Spencer could already do a very good sit but had lots of the puppy behaviour I had fortunately (or perhaps unfortunately) totally forgotten about. Chewing (sharp teeth), jumping up, selective recall and omni-directional pulling on the lead. More than once we had to round him up from the back garden because the game was – come to the door – scratch – door opens – run away! Run circles around person trying to catch you – see how dizzy they get! Funny perhaps once but after a couple of hours when it is snowing and dark the amusement is fully eroded for the human participants. Or the time, he managed to destroy his new dog bed leaving the kitchen floor covered in stuffing.

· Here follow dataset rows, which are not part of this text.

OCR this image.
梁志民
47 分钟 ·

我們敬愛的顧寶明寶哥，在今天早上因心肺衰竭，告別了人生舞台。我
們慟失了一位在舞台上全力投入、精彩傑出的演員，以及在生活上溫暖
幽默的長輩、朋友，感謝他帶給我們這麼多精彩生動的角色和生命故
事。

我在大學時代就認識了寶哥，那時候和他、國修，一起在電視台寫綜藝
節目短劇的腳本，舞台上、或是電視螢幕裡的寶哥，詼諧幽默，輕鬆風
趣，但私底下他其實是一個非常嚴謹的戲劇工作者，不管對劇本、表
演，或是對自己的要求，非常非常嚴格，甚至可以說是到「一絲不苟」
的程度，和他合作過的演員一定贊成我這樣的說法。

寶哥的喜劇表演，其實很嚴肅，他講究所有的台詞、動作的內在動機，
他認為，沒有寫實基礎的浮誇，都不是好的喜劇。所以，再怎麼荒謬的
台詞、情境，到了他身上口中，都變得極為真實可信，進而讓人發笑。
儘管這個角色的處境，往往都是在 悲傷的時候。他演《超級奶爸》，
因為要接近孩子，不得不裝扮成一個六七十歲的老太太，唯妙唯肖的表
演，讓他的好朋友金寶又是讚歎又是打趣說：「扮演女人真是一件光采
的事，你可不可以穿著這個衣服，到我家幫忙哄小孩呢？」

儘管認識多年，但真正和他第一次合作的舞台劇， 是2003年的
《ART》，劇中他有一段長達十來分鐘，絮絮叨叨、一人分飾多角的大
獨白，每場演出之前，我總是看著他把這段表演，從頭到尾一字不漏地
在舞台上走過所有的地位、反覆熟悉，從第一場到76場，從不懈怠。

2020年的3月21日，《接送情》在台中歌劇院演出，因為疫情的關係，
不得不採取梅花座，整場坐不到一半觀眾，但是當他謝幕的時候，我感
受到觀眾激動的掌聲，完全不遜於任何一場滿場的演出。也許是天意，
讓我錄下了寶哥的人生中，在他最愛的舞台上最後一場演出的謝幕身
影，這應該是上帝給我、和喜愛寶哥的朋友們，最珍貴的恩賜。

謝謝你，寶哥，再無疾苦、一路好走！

We went to puppy classes which were disrupted by the snowy weather so he never graduated. “Down” was an interesting game. “Heel” remains a distant concept. At one class we all swapped dogs – on that day, apart from 1 thin and shy Whippet type, all of the others were small breeds. I was seriously worried about Spencer pulling their owners off their feet/chair plus some hidden amusement when the others – usually suddenly – realise just how strong and clever Spencer is. He remains totally non-aggressive and very affectionate but highly curious and observant. Loves going past the local primary school at break time – a lot of the kids run up and through the railings give him strokes. On walks, he stands up to look over walls (see Mr October 2014). Once when crossing a bridge, I thought he would want to look at the water below so I said “up”. Rather than stand on 2 legs and peer over – he jumped onto the bridge wall. Scary.

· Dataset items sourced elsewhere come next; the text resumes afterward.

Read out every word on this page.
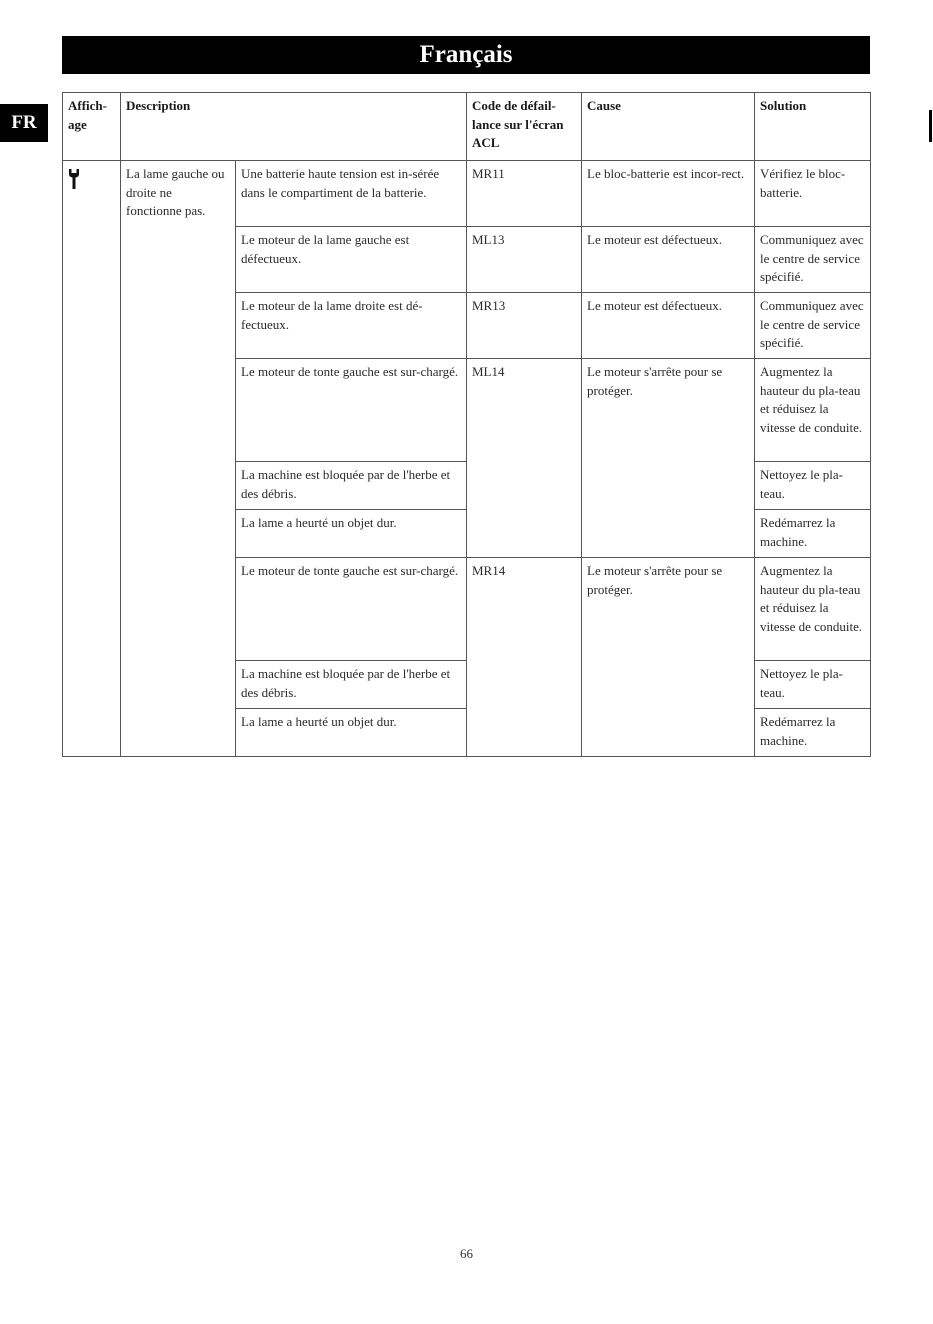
Français
FR
Affich-age	Description		Code de défail-lance sur l'écran ACL	Cause	Solution
	La lame gauche ou droite ne fonctionne pas.	Une batterie haute tension est in-sérée dans le compartiment de la batterie.	MR11	Le bloc-batterie est incor-rect.	Vérifiez le bloc-batterie.
		Le moteur de la lame gauche est défectueux.	ML13	Le moteur est défectueux.	Communiquez avec le centre de service spécifié.
		Le moteur de la lame droite est dé-fectueux.	MR13	Le moteur est défectueux.	Communiquez avec le centre de service spécifié.
		Le moteur de tonte gauche est sur-chargé.	ML14	Le moteur s'arrête pour se protéger.	Augmentez la hauteur du pla-teau et réduisez la vitesse de conduite.
		La machine est bloquée par de l'herbe et des débris.			Nettoyez le pla-teau.
		La lame a heurté un objet dur.			Redémarrez la machine.
		Le moteur de tonte gauche est sur-chargé.	MR14	Le moteur s'arrête pour se protéger.	Augmentez la hauteur du pla-teau et réduisez la vitesse de conduite.
		La machine est bloquée par de l'herbe et des débris.			Nettoyez le pla-teau.
		La lame a heurté un objet dur.			Redémarrez la machine.
66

He jumps over streams rather than wade. And, he does love to run and run… and run. In a field, we once came across a suicidal rabbit so Spencer rounded it up safely back to its burrow. Stray cows have also occasionally received this treatment and are returned to their herd. One of Spencer’s favourite games in the house is the (non requested) unravelling of sock balls and leaving the separated pair in different places. So-called tough dog toys are viewed as a personal challenge. A couple of weeks ago, Spencer was asleep on me whilst I was watching TV and he did a little fart – the noise of which woke him up. He shot up and stared at me with a priceless expression that I can only describe as that of an outraged Sunday School teacher. I was laughing whilst trying to say “Sorry Spence but that was YOU!”.
Mid-November, Spencer invented a new game – whilst in a field – after some rolling about – he laid on his side and tried to slide down the steep grass bank – pushing himself along with his paws. Later in the same walk, I found a spot where a high strand of barbed wire provided an easy crossing point between fields. It was high enough for him to easily walk under it with his tail in the air. But, apparently this was boring, so he came back. The adjacent fence section had an additional barbed strand stretched across at knee level. Trying to give me a heart attack – he jumped between the 2 strands! Touched one but thankfully no injury was apparent (although a few days later I found a scabbed over scratch on him).
Spencer can be hard work but my symbiotic companion is a great dog.